Angle between proximal nail fold and nail plate is >180°. May occur with or without cyanosis. Pathogenesis: Hypertrophy of soft-tissue components of digital pulp; hyperplasia of fibrovascular tissue at base of nail (nail can be “rocked"); local cyanosis. Etiology
Cardiovascular disorders: Aortic aneurysm, congenital, and acquired cardiovascular disease.
Bronchopulmonary disorders: Intrathoracic neoplasms, chronic intrathoracic suppurative disorders.
Gastrointestinal disorders: Inflammatory bowel disease, GI neoplasms, hepatic disorders, multiple polyposis, bacillary dysentery, amoebic dysentery.
Findings: Digit is bulbous; nail plate enlarged and excessively curved (Fig. 32-32). Increased curvature usually affects all 20 nails.

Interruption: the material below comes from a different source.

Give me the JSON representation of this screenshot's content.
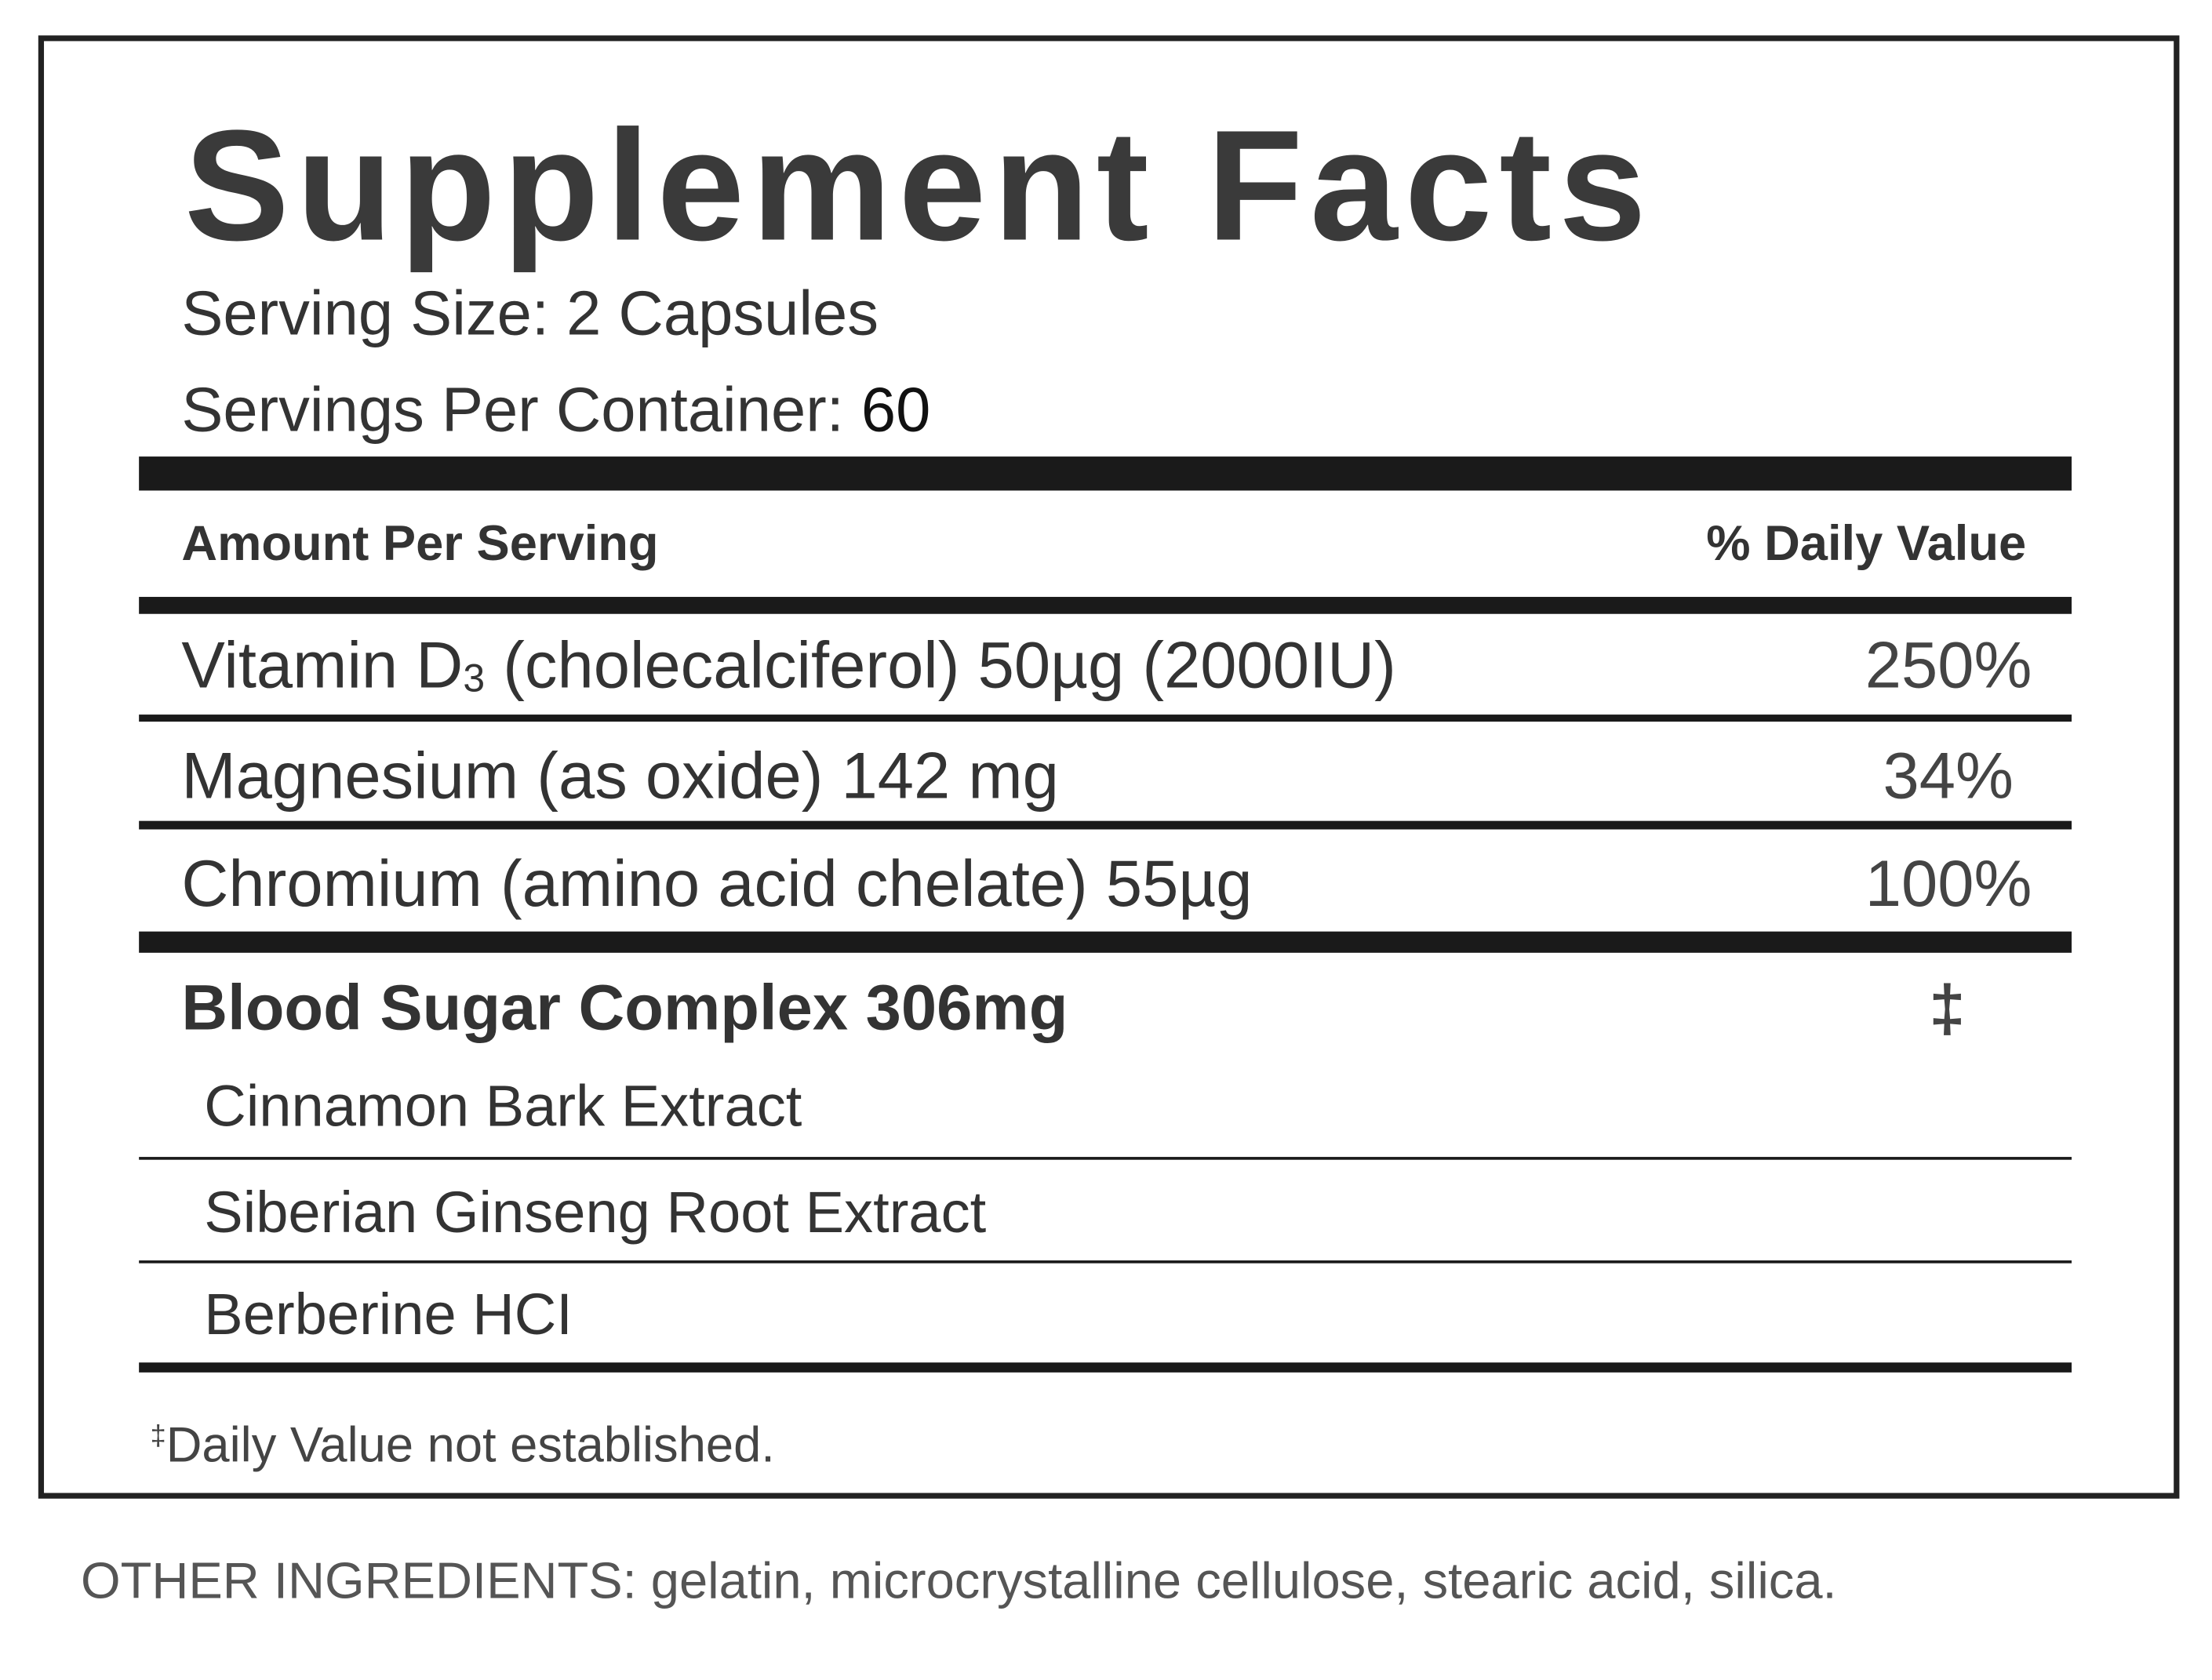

Figure 32-32. Lung cancer: clubbed fingers Bulbous enlargement and broadening of the fingertips in a smoker with lung cancer. The tissue between the nail and underlying bone has a spongy quality giving a “floating” sensation when pressure is applied downward and forward at the junction between the plate and proximal fold. Cigarette smoke has stained the left middle finger.
Drug-Induced Nail Changes
Drugs causing adverse nail changes are similar to those causing adverse changes in cutaneous and mucosal sites.
Antimalarials: Discoloration (Fig. 32-33).
Chemotherapy: Beau lines (Fig. 32-23), onychomadesis, Muehrcke lines (Fig. 32-34), hemorrhagic onycholysis, pyogenic granulomas, melanonychia.
Antiretrovirals: Melanonychia [zidovudine (AZT)]; pyogenic granuloma (indinavir).
Beta-blockers: Digital ischemia.
Bleomycin: Digital ischemia.
PUVA: Photo-onycholysis, melanonychia.
Retinoids: Nail fragility, pyogenic granuloma, paronychia.
Figure 32-33. Nail discoloration: quinacrine Bluish discoloration of the nai I i n a patient with SLE treated with quinacrine.
Figure 32-34. Nail discoloration and transverse bands (Muehrcke lines): Period transverse bands on the fingernail in a patient with breast cancer being treated with chemotherapy (5-fluorouracil).